Trying to keep the ball down to avoid the wind might involve some (or all) of the following:
- play the ball back in your stance to launch the ball lower
- swing a little slower than normal
- take a less lofted club for the yardage
- make a three-quarter swing
How To Keep Your Golf Ball Low With Driver
If solid contact with your irons is important then it is doubly so with your driver since it is the most difficult club in your golf bag. Many find keeping their driver in play difficult even in calm conditions so a windy day can be a trial.
Many are guilty of teeing the ball too low which causes a descending blow and therefore more spin. This is not what you want when it is windy. Tee the ball high and try to swing within yourself in order to get a solid strike from the sweet spot. Having a high smash factor will give better results than swinging wildly to gain a few extra mph. Even in the wind, you can still hit the ball far with the correct equipment and technique.
A low spinning golf ball with a high launch is usually the recipe for maximum distance off the tee and even when it’s windy you still want to avoid adding extra spin.
How To Putt In Windy Conditions
In order to putt in windy conditions, you need to account for the strength and direction of the wind. Normally the ball will be unaffected on the green but if the wind gets strong enough then you will start to notice it has an effect on your putts.
You are more likely to notice this at exposed courses like links. Into the wind putts will need to be hit more firmly while downwind ones will roll out more and need a gentler strike. Putts in a crosswind might affect the amount of break you have to allow. For example, a putt that would normally be right edge might be outside the cup in a strong right-to-left wind.
Best Golf Ball In Windy Conditions: Conclusion
While its always tempting to look for a quick fix to sort out a golfing problem it sometimes requires hard work. Playing well in the wind is as much about the right technique as about the right equipment.
Find a ball that works best for you in normal conditions then learn how to control your trajectory and shape to counteract the wind on those days when you need to.
Frequently Asked Questions [FAQ]
Does Pro V1 Or Pro V1x Spin More?
With the current generations of the Pro V1 and Pro V1x, the Pro V1x is designed to spin more with your longer clubs.
Obviously different people will have different swings and may get slightly different results but the Pro V1x is designed to have more spin and fly higher than the Pro V1.
Ultimately, it is up to the individual golfer to experiment with both types of balls to see which golf ball performs the best for them.
How Much Does 20 Mph Wind Affect Golf Ball?
20 mph wind can have a significant effect on a golf ball. The ball will travel shorter distances and it will be harder to control.
Most people work on every 10 mph being the equivalent of a club in terms of distance.

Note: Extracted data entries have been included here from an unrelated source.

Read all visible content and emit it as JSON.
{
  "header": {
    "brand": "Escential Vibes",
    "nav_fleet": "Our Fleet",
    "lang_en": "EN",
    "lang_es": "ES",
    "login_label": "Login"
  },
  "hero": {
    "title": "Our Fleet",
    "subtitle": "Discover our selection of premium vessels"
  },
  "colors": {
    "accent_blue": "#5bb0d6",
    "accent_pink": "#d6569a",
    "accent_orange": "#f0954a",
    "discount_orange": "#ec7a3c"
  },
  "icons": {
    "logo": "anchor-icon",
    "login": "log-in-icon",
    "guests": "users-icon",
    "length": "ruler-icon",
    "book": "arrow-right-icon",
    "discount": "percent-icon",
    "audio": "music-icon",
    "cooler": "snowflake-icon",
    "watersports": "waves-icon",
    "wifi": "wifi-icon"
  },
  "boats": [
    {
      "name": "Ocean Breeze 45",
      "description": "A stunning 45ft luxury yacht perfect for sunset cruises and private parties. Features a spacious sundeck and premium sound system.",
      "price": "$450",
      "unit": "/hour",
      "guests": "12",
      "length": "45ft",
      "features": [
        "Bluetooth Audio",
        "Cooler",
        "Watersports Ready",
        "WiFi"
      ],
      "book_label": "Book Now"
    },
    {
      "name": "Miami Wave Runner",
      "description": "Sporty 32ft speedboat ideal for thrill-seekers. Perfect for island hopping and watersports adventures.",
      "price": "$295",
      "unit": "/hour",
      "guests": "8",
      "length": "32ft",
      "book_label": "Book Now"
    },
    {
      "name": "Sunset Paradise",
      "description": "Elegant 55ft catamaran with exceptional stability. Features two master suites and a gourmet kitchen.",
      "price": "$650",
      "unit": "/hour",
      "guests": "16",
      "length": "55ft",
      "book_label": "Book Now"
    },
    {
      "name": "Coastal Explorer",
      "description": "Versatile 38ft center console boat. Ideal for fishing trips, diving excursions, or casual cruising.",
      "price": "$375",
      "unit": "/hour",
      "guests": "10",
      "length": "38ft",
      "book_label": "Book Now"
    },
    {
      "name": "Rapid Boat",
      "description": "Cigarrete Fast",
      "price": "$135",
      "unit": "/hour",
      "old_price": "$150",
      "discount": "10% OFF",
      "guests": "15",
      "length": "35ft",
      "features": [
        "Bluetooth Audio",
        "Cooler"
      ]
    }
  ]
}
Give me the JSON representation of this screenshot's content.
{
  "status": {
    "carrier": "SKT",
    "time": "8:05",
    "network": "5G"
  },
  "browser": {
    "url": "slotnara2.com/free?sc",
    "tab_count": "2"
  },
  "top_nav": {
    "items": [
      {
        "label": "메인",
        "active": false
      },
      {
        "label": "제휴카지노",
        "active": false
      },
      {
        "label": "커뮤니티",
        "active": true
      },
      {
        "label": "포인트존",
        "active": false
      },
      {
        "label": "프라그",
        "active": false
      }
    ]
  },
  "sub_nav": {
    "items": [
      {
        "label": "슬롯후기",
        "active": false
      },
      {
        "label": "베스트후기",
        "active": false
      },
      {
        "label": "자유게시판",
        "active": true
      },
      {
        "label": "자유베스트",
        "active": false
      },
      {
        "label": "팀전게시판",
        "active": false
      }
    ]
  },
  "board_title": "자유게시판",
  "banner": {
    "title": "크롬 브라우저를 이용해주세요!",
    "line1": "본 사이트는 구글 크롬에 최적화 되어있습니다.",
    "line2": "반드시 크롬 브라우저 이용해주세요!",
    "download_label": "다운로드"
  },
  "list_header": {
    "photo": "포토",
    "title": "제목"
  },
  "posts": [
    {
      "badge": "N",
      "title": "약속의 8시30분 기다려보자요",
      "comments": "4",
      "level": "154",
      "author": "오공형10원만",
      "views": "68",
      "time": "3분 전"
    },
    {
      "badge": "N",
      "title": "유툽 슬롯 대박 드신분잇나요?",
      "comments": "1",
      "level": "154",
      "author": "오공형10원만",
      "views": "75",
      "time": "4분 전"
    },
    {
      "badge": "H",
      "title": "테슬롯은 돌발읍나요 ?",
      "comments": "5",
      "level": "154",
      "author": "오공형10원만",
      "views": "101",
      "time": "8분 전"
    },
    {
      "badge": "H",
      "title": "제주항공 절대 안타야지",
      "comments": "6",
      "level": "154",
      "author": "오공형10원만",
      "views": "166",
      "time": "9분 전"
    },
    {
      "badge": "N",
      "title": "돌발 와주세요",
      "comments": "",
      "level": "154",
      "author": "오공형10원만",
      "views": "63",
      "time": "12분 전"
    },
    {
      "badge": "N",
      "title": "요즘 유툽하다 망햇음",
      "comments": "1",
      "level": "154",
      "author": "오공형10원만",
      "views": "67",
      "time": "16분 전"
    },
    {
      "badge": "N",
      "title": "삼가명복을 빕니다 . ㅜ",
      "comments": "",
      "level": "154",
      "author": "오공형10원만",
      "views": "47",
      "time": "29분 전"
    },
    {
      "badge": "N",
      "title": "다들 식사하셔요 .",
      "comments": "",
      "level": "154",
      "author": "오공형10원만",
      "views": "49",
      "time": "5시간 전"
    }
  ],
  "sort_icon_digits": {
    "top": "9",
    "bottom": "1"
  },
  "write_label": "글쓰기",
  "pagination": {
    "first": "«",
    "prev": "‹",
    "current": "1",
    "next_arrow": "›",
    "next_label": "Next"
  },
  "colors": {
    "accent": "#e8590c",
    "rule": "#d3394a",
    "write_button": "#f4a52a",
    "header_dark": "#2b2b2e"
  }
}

This means if you normally hit a 7-iron 150 yards then into a 20 mph headwind you would probably need a 5-iron.
How Much Wind Is Too Windy For Golf?
How much wind is too windy for golf? This is a difficult question to answer, as it depends on the individual golfer’s skill level and comfort level.
Generally speaking, winds of 20-25 mph can make golf challenging, but playable.
Once winds reach 30 mph or higher, most golfers will have difficulty maintaining control of their shots.
In extremely windy conditions, it is often best to simply avoid playing altogether.
Some golf courses will close the course for health and safety reasons if the winds get too high. A tree-lined course might be worried about strong winds removing branches from old and diseased trees causing injury to golfers.
A links course would close once the wind started to cause the ball to oscillate on the greens.